Sorted Structure/constant ith item access time

[Hiiip]

Hello,

I am looking for a structure that allows me to:

1. Append in O(logN) or better
2. Delete in O(logN) or better
3. Access the ith item in O(1)

I don't need any other operations

In addition, new items are always greater (>) than existing items (the structure is always sorted) and no item appears twice.

Maybe, I think it is impossible...

[toraj58]

c# SortedDictionary removal and insertion and retrieval is O(log n)

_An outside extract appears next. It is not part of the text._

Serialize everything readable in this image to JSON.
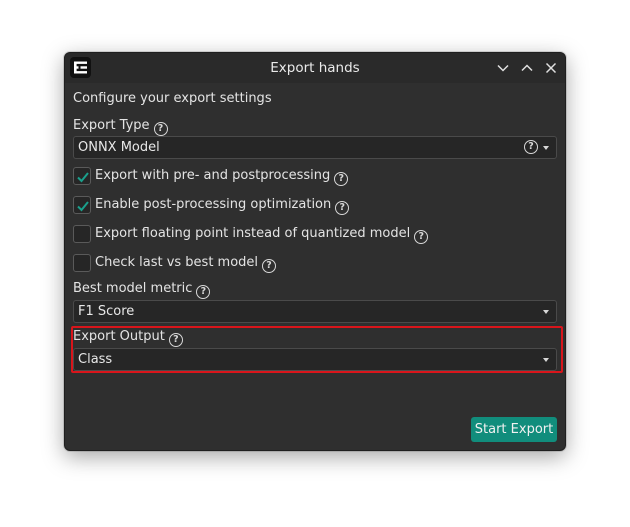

see more information here and some comparison between c# SortedDictionary and SortedList.

MSDN:
http://msdn.microsoft.com/en-us/library/ms132319.aspx

what do you mean by access O(1) i think it is not possible !
if you mean access by KEY, index all Array-Like structures apply to it but something like any kind of Linked-List (recursive-Two way- with header/ without header) don't apply to it.

[Hiiip]

Deletion and Append O(N), Access O(1), that is an array.

You can improve the first two to O(logN) by making access more expensive. For any kind of item. I know that.

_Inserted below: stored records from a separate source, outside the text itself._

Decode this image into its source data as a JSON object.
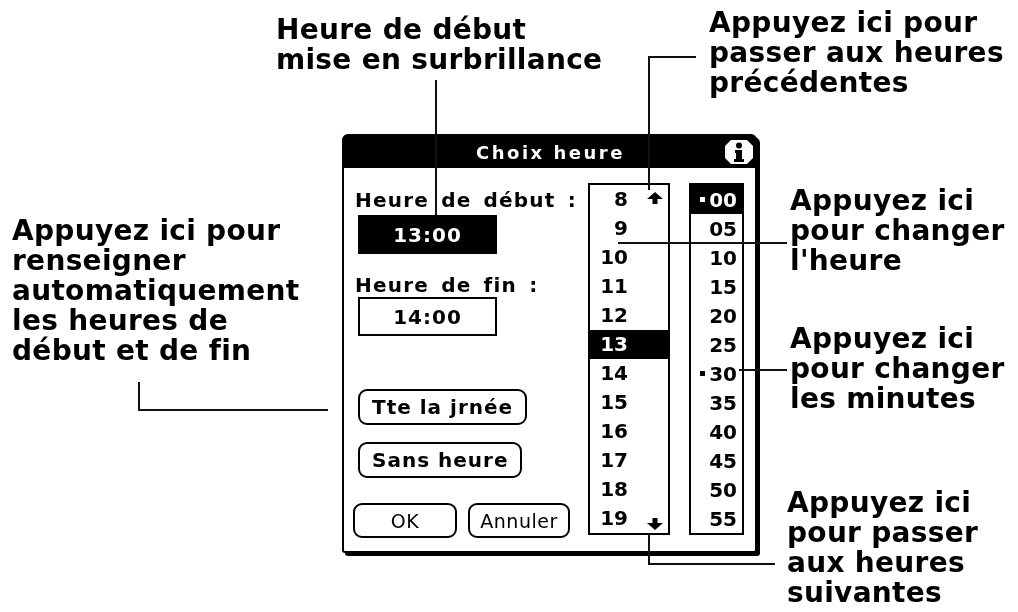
{
  "dialog": {
    "title": "Choix heure",
    "start_label": "Heure de début :",
    "start_time": {
      "value": "13:00",
      "selected": true
    },
    "end_label": "Heure de fin :",
    "end_time": {
      "value": "14:00",
      "selected": false
    },
    "buttons": [
      {
        "label": "Tte la jrnée"
      },
      {
        "label": "Sans heure"
      }
    ],
    "footer_buttons": [
      {
        "label": "OK"
      },
      {
        "label": "Annuler"
      }
    ],
    "hours": [
      {
        "label": "8",
        "selected": false
      },
      {
        "label": "9",
        "selected": false
      },
      {
        "label": "10",
        "selected": false
      },
      {
        "label": "11",
        "selected": false
      },
      {
        "label": "12",
        "selected": false
      },
      {
        "label": "13",
        "selected": true
      },
      {
        "label": "14",
        "selected": false
      },
      {
        "label": "15",
        "selected": false
      },
      {
        "label": "16",
        "selected": false
      },
      {
        "label": "17",
        "selected": false
      },
      {
        "label": "18",
        "selected": false
      },
      {
        "label": "19",
        "selected": false
      }
    ],
    "minutes": [
      {
        "label": "00",
        "selected": true,
        "marked": true
      },
      {
        "label": "05",
        "selected": false,
        "marked": false
      },
      {
        "label": "10",
        "selected": false,
        "marked": false
      },
      {
        "label": "15",
        "selected": false,
        "marked": false
      },
      {
        "label": "20",
        "selected": false,
        "marked": false
      },
      {
        "label": "25",
        "selected": false,
        "marked": false
      },
      {
        "label": "30",
        "selected": false,
        "marked": true
      },
      {
        "label": "35",
        "selected": false,
        "marked": false
      },
      {
        "label": "40",
        "selected": false,
        "marked": false
      },
      {
        "label": "45",
        "selected": false,
        "marked": false
      },
      {
        "label": "50",
        "selected": false,
        "marked": false
      },
      {
        "label": "55",
        "selected": false,
        "marked": false
      }
    ]
  },
  "callouts": [
    {
      "lines": [
        "Heure de début",
        "mise en surbrillance"
      ]
    },
    {
      "lines": [
        "Appuyez ici pour",
        "passer aux heures",
        "précédentes"
      ]
    },
    {
      "lines": [
        "Appuyez ici pour",
        "renseigner",
        "automatiquement",
        "les heures de",
        "début et de fin"
      ]
    },
    {
      "lines": [
        "Appuyez ici",
        "pour changer",
        "l'heure"
      ]
    },
    {
      "lines": [
        "Appuyez ici",
        "pour changer",
        "les minutes"
      ]
    },
    {
      "lines": [
        "Appuyez ici",
        "pour passer",
        "aux heures",
        "suivantes"
      ]
    }
  ]
}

What I want, is to make the first two cheaper, but keeping access at O(1), by abusing the fact that I only need delete/append (and not insert). and the values are increasing. If it's possible...

[laserlight]

If you use a sorted array, append would also be in O(1) due to the nature of your data, but deletion not at the end would still be in O(n).

[Hiiip]

That's right, I meanto to say Deletion and Insertion are O(N).


Basically what I am trying to avoid is the effect that deleting at the start requires moving all items in front to move one back. But I guess there is no way around it if you want to keep access at O(1).

What about something like

n items, m (already done) deletions, or gaps

O(m) access, O(1) append, O(logN) delete... possible? hmm

[pm_kirkham]

Are those worst case or average?

The primary operations of a VList are:
* Locate the kth element (O(1) average, O(log n) worst-case)
* Add an element to the front of the VList (O(1) average, with an occasional allocation)
* Obtain a new array beginning at the second element of an old array (O(1))
* Compute the length of the list (O(log n))

You haven't specified whether it's deletiog from one end, from either end or from the middle you want to be scalable.

[Hiiip]

Deletion from everywhere.

I had a look at VLists, but it seems a bit flawed. What happens if you delete lots of elements in the middle? The VList will turn into a linked list? Or is there some magical "rebalancing" going on? I will read the paper on it.

Also, if you have 2^20 elements, in the first node there will be 2^10 items. What happens if you delete the 2^9th element? Still need to move lots of elements.